Crises will always come back – but the impact can be mitigated
We have learned a few things from previous economic crises. But our thinking about the future is still too short-sighted, and we forget that crises come and go.
“Once a crisis has passed and things start going better again, we think the situation will last forever,” says Lars Magnusson, professor of economic history at Uppsala University.
In his research he has been amazed at how incredibly quickly people forget. There are power economic interests in a boom. Everybody wants to make money and increase their profits.
“There’s a greediness in this. Everyone wants to raise their profits and can’t see when they’ve been in for too long. As long as we have a market for stocks and such, there will be crises,” observes Lars Magnusson.

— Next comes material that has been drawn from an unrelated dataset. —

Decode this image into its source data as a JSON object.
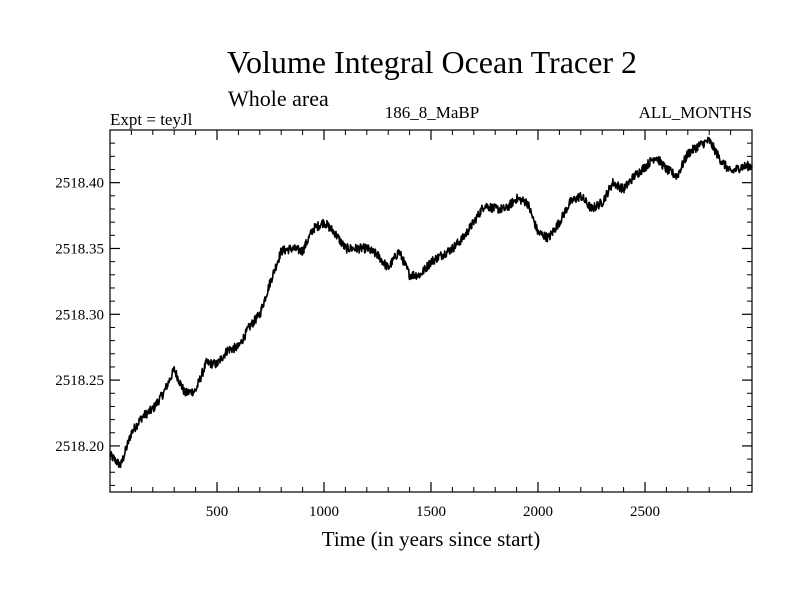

But he does feel we have learned a few things over the years. The fact that we survived the crisis of 2008-2009 relatively unscathed is partly because since the long and deep crisis of the 1990s politicians have taken several measures to moderate the effects of future economic crises as much as possible. Monetary policy has changed, and the Bank of Sweden has gone from being politically controlled to an independent institution tasked with keeping inflation below two percent.

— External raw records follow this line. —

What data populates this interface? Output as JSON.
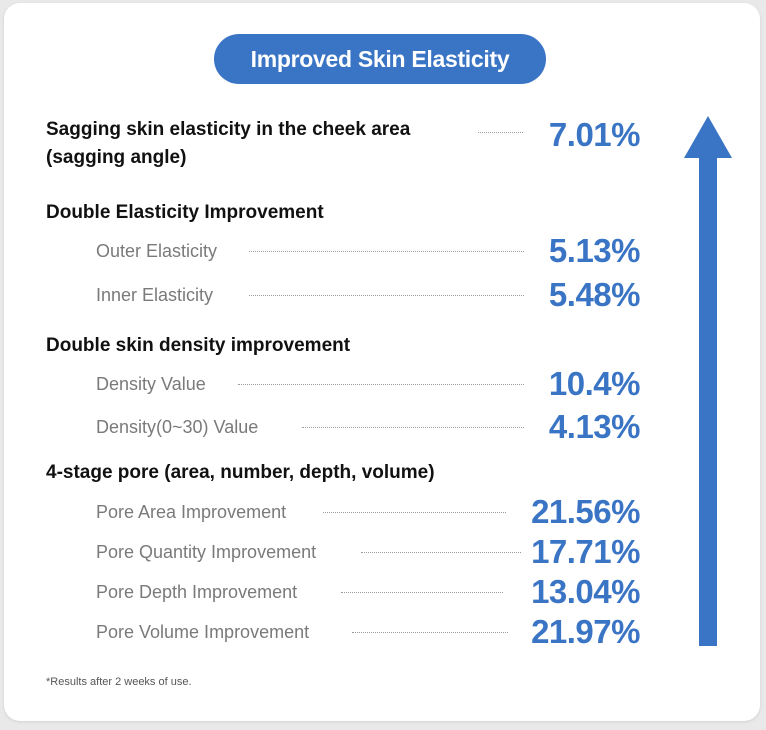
{
  "title": "Improved Skin Elasticity",
  "top_item": {
    "label_line1": "Sagging skin elasticity in the cheek area",
    "label_line2": "(sagging angle)",
    "value": "7.01%"
  },
  "sections": [
    {
      "heading": "Double Elasticity Improvement",
      "items": [
        {
          "label": "Outer Elasticity",
          "value": "5.13%"
        },
        {
          "label": "Inner Elasticity",
          "value": "5.48%"
        }
      ]
    },
    {
      "heading": "Double skin density improvement",
      "items": [
        {
          "label": "Density Value",
          "value": "10.4%"
        },
        {
          "label": "Density(0~30) Value",
          "value": "4.13%"
        }
      ]
    },
    {
      "heading": "4-stage pore (area, number, depth, volume)",
      "items": [
        {
          "label": "Pore Area Improvement",
          "value": "21.56%"
        },
        {
          "label": "Pore Quantity Improvement",
          "value": "17.71%"
        },
        {
          "label": "Pore Depth Improvement",
          "value": "13.04%"
        },
        {
          "label": "Pore Volume Improvement",
          "value": "21.97%"
        }
      ]
    }
  ],
  "footnote": "*Results after 2 weeks of use.",
  "colors": {
    "accent": "#3a74c4",
    "heading": "#111111",
    "sublabel": "#7a7a7a"
  },
  "icons": {
    "arrow": "up-arrow-icon"
  }
}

Moreover the negotiating parties in the labor market learned the importance of limiting the wage gap by entering collective contracts with roughly the same percentage level.

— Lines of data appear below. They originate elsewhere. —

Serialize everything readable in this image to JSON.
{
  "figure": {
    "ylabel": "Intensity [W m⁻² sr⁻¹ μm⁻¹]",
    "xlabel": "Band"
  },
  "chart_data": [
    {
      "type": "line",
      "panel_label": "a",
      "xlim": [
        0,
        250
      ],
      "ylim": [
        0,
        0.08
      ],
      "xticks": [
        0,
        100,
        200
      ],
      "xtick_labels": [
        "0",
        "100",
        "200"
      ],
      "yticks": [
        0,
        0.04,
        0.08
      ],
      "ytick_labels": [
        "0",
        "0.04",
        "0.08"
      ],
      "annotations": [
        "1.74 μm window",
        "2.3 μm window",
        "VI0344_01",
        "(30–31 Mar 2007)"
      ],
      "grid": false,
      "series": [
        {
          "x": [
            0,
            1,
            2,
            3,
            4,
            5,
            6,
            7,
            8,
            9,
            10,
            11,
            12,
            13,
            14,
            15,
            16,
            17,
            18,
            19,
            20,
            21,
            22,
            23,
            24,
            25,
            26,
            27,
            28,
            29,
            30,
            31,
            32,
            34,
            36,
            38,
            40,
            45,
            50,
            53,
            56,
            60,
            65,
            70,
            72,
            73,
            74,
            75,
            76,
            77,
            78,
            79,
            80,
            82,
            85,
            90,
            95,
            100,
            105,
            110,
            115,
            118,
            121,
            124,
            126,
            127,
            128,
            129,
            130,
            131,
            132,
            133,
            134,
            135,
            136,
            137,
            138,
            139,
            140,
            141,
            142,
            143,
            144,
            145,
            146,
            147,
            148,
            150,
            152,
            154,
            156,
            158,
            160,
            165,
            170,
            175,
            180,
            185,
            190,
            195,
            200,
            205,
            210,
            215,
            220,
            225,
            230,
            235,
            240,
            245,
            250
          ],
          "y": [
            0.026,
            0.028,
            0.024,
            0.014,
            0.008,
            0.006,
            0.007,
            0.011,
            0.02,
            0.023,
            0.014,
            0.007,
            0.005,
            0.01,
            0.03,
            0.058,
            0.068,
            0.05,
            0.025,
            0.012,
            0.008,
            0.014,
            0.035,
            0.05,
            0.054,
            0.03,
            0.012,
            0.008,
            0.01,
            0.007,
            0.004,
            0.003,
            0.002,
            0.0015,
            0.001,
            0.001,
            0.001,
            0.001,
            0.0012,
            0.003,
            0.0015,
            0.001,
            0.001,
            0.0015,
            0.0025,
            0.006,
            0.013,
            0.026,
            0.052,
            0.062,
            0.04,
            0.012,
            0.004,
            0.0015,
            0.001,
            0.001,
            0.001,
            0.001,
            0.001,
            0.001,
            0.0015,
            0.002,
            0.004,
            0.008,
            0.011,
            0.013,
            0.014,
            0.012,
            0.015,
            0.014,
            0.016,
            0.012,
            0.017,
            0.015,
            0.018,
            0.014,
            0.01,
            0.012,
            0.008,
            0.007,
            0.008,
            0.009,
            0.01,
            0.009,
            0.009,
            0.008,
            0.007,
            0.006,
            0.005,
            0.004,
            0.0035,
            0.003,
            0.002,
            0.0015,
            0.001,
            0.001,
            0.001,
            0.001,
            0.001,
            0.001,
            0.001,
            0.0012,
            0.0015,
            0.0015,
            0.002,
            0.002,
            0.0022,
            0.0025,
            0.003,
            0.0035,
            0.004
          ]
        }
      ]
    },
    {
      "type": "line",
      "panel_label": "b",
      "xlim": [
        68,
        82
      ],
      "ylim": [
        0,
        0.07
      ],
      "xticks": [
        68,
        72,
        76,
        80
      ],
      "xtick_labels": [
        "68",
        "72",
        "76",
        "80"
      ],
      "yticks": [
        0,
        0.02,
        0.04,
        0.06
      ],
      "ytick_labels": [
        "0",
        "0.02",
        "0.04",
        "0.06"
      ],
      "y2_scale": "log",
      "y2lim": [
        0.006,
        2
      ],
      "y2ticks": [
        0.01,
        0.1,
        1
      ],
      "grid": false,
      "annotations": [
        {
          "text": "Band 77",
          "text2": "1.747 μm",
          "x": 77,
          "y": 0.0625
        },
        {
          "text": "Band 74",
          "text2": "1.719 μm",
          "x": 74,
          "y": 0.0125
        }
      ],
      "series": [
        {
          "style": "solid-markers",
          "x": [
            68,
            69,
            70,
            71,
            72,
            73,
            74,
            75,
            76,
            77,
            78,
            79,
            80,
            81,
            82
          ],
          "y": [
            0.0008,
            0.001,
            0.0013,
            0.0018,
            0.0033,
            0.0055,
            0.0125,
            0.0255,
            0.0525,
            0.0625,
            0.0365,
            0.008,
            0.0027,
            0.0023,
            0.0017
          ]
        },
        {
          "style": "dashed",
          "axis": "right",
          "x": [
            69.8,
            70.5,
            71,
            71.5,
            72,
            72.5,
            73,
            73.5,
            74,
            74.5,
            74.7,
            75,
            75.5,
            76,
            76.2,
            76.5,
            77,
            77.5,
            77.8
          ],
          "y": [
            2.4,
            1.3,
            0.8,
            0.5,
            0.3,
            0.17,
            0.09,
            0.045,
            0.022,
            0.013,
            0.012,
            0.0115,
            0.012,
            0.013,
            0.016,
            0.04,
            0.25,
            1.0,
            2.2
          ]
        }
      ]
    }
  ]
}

“The pioneering industrial contract from 1997 has held the market together. Industries and unions agreed on small wage increases but higher real wages, thanks to lower inflation. This has given Sweden a good point of departure compared with other countries.”
But these measures are not sufficient, according to the professor. To moderate crises, we need good banking legislation in combination with effective routines for spotting risks and revealing bubbles.
“Otherwise we will continue to experience severe crises. As a matter of fact, we can still see traces of the 1990s crisis. Employment still hasn’t bounced back from that.”
This is why Lars Magnusson welcomes EU initiatives for new types of regulations for the finance market.
“We don’t learn spontaneously from our mistakes. This is why we need institutions in society,” he says.